Waldmann in Leipzig

Berufung ans CCT

Die international renommierte Tanzregisseurin wurde für das Wintersemester 2018/19 zur Bertolt-Brecht-Gastprofessorin der Stadt Leipzig am Centre of Competence for Theatre der Universität Leipzig berufen.

Leipzig, 16/11/2018

Aus der Pressemeldung des Centre of Competence for Theatre der Universität Leipzig:

"Die Gastprofessur wird halbjährlich an herausragende Praktiker*innen der darstellenden Künste und ihrer medialen Reflektion vergeben, welche eine nachweisliche Bereicherung des wissenschaftlichen Diskurses und/oder der wechselseitigen Reflektion von Theorie und Praxis des Theaters in allen seinen Spielformen zu erbringen versprechen.

Die Gastprofessur wird im Wintersemester 2018/19 von Frau Helena Waldmann besetzt, einer der bedeutendsten freien Tanzregisseurinnen des europäischen Gegenwartstheaters. Helena Waldmann ist selbst studierte Theaterwissenschaftlerin (Gießen) und wird mit den Erfahrungen ihrer dreißigjährigen internationalen Bühnenkarriere den Leipziger Studierenden transkulturelle und transdisziplinäre Perspektiven aufzeigen. Ihren Produktionen gehen in der Regel umfangreiche Recherchen im Sinne künstlerischer Forschung voraus – auch in Leipzig wird sie eine solche Recherche gemeinsam mit den Studierenden durchführen. Unter dem Titel Anatomisches Theater werden die Themen reale und imaginäre körperliche Gewalt, Organhandel, Transplantation und die Macht der Medizin in einem szenischen Projekt bearbeitet."

Das Konzept für die Gastprofessur legt besonderen Wert auf Praxisnähe, und so hat Helena Waldmann ihre Lehrtätigkeit mit einem aktuellen Projekt verbunden. Unter dem Titel Anatomisches Theater werden sich die Studierenden auf künstlerische Recherche zu einem Thema begeben, das Waldmann momentan stark beschäftigt. Die gemeinsamen Ergebnisse fließen ein in ihre neue Produktion, die am 8. Juni 2019 an den Pfalzbau Bühnen Ludwigshafen uraufgeführt wird.

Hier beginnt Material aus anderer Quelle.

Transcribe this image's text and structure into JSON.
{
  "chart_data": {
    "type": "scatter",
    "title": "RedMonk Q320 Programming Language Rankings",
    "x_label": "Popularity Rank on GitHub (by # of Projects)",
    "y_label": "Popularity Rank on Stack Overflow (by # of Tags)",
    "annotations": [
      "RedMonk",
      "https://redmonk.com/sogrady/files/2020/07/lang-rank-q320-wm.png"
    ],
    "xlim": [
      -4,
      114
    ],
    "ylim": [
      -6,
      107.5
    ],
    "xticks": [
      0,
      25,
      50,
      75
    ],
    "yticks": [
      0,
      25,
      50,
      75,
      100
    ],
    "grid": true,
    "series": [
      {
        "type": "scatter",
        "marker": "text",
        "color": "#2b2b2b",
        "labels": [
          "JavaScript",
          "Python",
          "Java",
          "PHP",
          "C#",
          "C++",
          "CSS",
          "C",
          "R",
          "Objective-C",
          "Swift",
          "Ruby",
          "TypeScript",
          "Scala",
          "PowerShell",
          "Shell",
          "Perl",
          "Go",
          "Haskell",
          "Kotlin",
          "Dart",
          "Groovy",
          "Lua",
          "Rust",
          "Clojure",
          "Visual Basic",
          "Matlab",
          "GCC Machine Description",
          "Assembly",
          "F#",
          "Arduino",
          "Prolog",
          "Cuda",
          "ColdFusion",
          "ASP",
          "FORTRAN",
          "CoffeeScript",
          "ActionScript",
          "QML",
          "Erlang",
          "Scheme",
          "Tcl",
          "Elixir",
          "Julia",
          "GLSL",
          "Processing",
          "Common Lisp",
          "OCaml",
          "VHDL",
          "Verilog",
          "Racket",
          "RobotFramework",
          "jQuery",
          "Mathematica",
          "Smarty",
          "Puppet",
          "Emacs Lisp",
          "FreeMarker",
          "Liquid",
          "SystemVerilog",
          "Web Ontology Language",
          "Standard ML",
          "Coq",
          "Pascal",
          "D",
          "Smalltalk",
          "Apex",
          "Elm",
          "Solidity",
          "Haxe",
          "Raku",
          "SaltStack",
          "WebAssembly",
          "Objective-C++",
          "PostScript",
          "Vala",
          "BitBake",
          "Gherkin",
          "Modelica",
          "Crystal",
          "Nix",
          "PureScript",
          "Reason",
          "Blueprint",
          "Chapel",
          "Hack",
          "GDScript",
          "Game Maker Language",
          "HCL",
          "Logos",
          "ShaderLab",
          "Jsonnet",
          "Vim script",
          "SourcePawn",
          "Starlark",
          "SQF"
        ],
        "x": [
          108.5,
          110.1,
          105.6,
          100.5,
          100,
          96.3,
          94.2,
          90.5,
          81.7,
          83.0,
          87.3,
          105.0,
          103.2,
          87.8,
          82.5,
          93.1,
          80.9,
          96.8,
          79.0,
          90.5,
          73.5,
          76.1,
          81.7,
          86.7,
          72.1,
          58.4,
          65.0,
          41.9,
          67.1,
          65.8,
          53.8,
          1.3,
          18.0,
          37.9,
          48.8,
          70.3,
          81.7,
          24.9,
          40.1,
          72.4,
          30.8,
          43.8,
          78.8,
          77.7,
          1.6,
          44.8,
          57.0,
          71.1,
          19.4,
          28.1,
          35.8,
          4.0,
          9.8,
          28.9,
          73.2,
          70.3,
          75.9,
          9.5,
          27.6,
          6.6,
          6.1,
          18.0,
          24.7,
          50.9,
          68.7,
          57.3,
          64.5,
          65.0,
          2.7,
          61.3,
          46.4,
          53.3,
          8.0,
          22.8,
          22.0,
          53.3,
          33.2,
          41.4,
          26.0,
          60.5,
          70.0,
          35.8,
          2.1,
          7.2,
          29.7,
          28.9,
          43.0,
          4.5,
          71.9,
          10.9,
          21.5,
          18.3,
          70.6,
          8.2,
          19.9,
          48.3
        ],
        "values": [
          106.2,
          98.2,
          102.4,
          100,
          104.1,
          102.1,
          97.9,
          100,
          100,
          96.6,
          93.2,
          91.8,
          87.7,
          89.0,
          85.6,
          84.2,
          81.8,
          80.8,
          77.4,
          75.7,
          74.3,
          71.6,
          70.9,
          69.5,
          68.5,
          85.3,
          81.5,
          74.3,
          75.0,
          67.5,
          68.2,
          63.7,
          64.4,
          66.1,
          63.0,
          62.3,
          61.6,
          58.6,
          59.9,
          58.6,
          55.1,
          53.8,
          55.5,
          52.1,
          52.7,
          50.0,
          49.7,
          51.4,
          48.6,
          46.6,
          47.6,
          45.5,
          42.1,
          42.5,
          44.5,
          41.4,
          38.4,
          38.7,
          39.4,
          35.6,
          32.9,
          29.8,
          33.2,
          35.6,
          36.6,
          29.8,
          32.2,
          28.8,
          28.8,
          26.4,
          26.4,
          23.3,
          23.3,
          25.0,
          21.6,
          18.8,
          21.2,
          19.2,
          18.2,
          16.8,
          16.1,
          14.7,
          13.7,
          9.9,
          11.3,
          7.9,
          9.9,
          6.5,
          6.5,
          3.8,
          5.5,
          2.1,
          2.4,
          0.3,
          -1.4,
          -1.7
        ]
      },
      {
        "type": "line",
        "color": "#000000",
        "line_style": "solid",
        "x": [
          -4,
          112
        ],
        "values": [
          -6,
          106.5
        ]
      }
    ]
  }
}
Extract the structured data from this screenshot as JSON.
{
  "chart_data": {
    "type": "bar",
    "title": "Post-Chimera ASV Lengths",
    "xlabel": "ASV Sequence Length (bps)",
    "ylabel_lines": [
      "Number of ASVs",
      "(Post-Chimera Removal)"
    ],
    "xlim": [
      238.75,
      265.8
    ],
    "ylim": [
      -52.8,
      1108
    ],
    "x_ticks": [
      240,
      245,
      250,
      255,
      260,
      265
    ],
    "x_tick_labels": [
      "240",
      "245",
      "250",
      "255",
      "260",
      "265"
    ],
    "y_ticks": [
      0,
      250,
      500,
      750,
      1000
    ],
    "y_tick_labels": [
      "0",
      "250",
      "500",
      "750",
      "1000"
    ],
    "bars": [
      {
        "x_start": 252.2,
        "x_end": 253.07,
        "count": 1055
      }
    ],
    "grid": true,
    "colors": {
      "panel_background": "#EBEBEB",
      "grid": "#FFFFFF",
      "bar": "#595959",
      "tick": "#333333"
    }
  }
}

Mit "Der Eindringling – ein anatomisches Theater" lädt Waldmann ein zu einem Blick unter die Haut, ins Innere des Körpers, zugleich ins Innere des Systems Staat. Was eindringt, politisch wie medizinisch gesehen, nennen wir Fremdkörper (Bakterien, Viren, Parasiten, ein transplantiertes Organ) – oder Migranten, Flüchtlinge. Schließlich kann sich kein Körper vollständig von der Außenwelt abkapseln. Mehr noch: Die Medizin weiß, dass nur derjenige Organismus überlebt, der bereit ist, sich zu verändern. Der Eindringling tritt den Beweis an, dass Körper ebenso wie politische Konstrukte nur durch Öffnungen (Mund, Nase, Augen, Ohren, Poren etc.) zum Leben und Überleben fähig sind – selbst wenn über eben diese Kanäle auch Gefahr drohen mag. Denn nur Offenheit, Freiheit und Freizügigkeit können uns davor bewahren, uns einer perfiden Illusion von Sicherheit und Geschlossenheit hinzugeben, die in Wahrheit nur lebendig Totes erzeugt.

Wie immer vermittelt Helena Waldmann diese Botschaft durch die Choreographie – und wie immer nutzt sie dafür die sehr speziellen Fähigkeiten ihrer Performer. Nach dem Kathak-Tanz ("Made in Bangladesh") und Akrobatik ("Gute Pässe Schlechte Pässe") lässt sie sich diesmal von der chinesischen Kampfkunst Kung Fu inspirieren. Hier sind Angriff und Abwehr eins. Die Kraft des jeweiligen Gegners wird durch wendige Schritt- und Schlagtechniken neutralisiert und gegen den Angreifer gewendet. Im Januar / Februar 2019 wird Helena Waldmann vor Ort von Tänzern und Choreographen am Institute for Dance und Performing Arts, West Kowloon Cultural District Authority, Hong Kong, lernen.